The current urban scenario in Delhi could not be more indifferent to the walking pedestrian. The streets are now wide unfathomable roads, primarily suited to the speeding vehicle and the resulting urban retail architecture is a blur of advertising hoardings. Nowhere does this manifest more strongly than on MB Road, where the average speed is too fast to perceive an individual product in a show-window and signage jostles for eyeballs.
In this hostile urban arena, the client required a retail space to showcase antique furniture and artefacts. The site was part of a huge abandoned area called Dhar Mill Complex, previously populated with granaries. The intent was to announce the presence of the store without resorting to banal graphics, almost like an urban sculpture, fabricated in inexpensive means within the urban milieu. Thus, the façade is composed entirely of a wall of mesh in three different sizes of spacing and three colours. Also, the asphalt road is brought inside in order to further enhance the outside context with the interiors. Made from an inexpensive kind of prefabricated galvanized iron, this mesh achieves the transparency of glass without the accompanying flatness. The resulting three dimensional composition of colour changes depending from your point of view, allowing it to engage with those moving at high speed, while all the time giving priority to the proximity of the pedestrian.

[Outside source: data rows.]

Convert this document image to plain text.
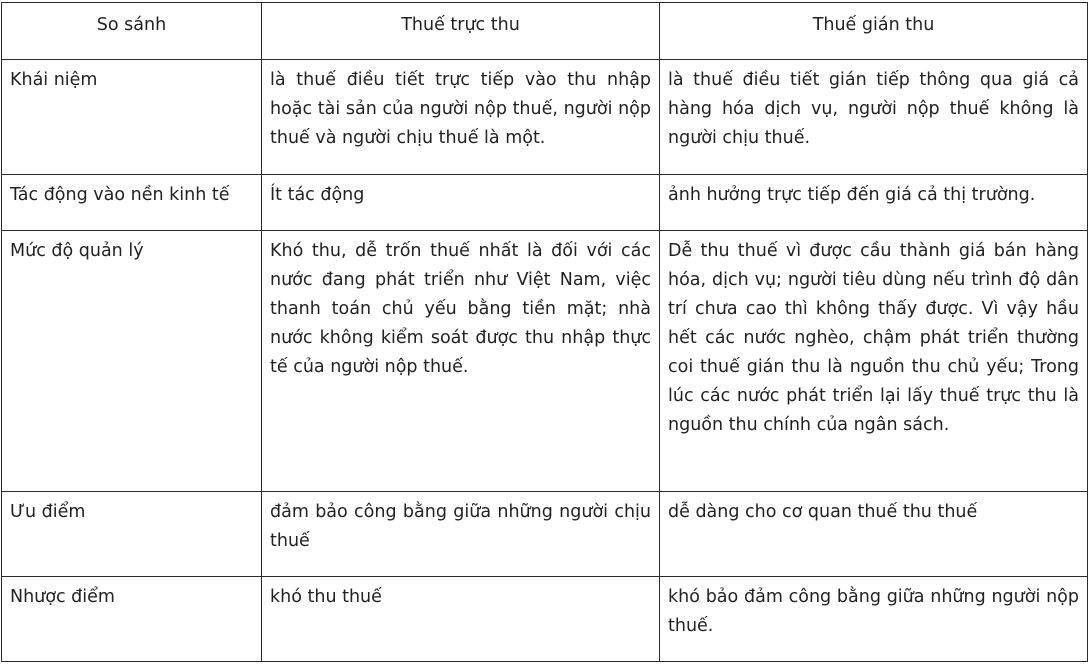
So sánh	Thuế trực thu	Thuế gián thu
Khái niệm	là thuế điều tiết trực tiếp vào thu nhập hoặc tài sản của người nộp thuế, người nộp thuế và người chịu thuế là một.	là thuế điều tiết gián tiếp thông qua giá cả hàng hóa dịch vụ, người nộp thuế không là người chịu thuế.
Tác động vào nền kinh tế	Ít tác động	ảnh hưởng trực tiếp đến giá cả thị trường.
Mức độ quản lý	Khó thu, dễ trốn thuế nhất là đối với các nước đang phát triển như Việt Nam, việc thanh toán chủ yếu bằng tiền mặt; nhà nước không kiểm soát được thu nhập thực tế của người nộp thuế.	Dễ thu thuế vì được cầu thành giá bán hàng hóa, dịch vụ; người tiêu dùng nếu trình độ dân trí chưa cao thì không thấy được. Vì vậy hầu hết các nước nghèo, chậm phát triển thường coi thuế gián thu là nguồn thu chủ yếu; Trong lúc các nước phát triển lại lấy thuế trực thu là nguồn thu chính của ngân sách.
Ưu điểm	đảm bảo công bằng giữa những người chịu thuế	dễ dàng cho cơ quan thuế thu thuế
Nhược điểm	khó thu thuế	khó bảo đảm công bằng giữa những người nộp thuế.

In the interiors, the large theatrical space reveals itself as an indoor bazaar. One navigates in a nonlinear manner, moving through connected platforms that unfold and step away in a series of cropped hexagonals. Finished either in exposed concrete or slatted wood, these are the stages for the various products, creating a display that encourages ‘discovery’. Equal emphasis has been given to the ceiling, which appears like the sky on a festive day in North India. Hundreds of triangular kite-like surfaces are suspended under the black painted ceiling, reflecting light below. The suspended raceways provide uplight and down light, as in a typical Indian street with overhead lines etc. Bright primary colours, inspired by the colourful plastic sheets favoured by street hawkers, form the backdrop to these hexagonal platforms, offsetting the strong geometry of the two horizontal planes.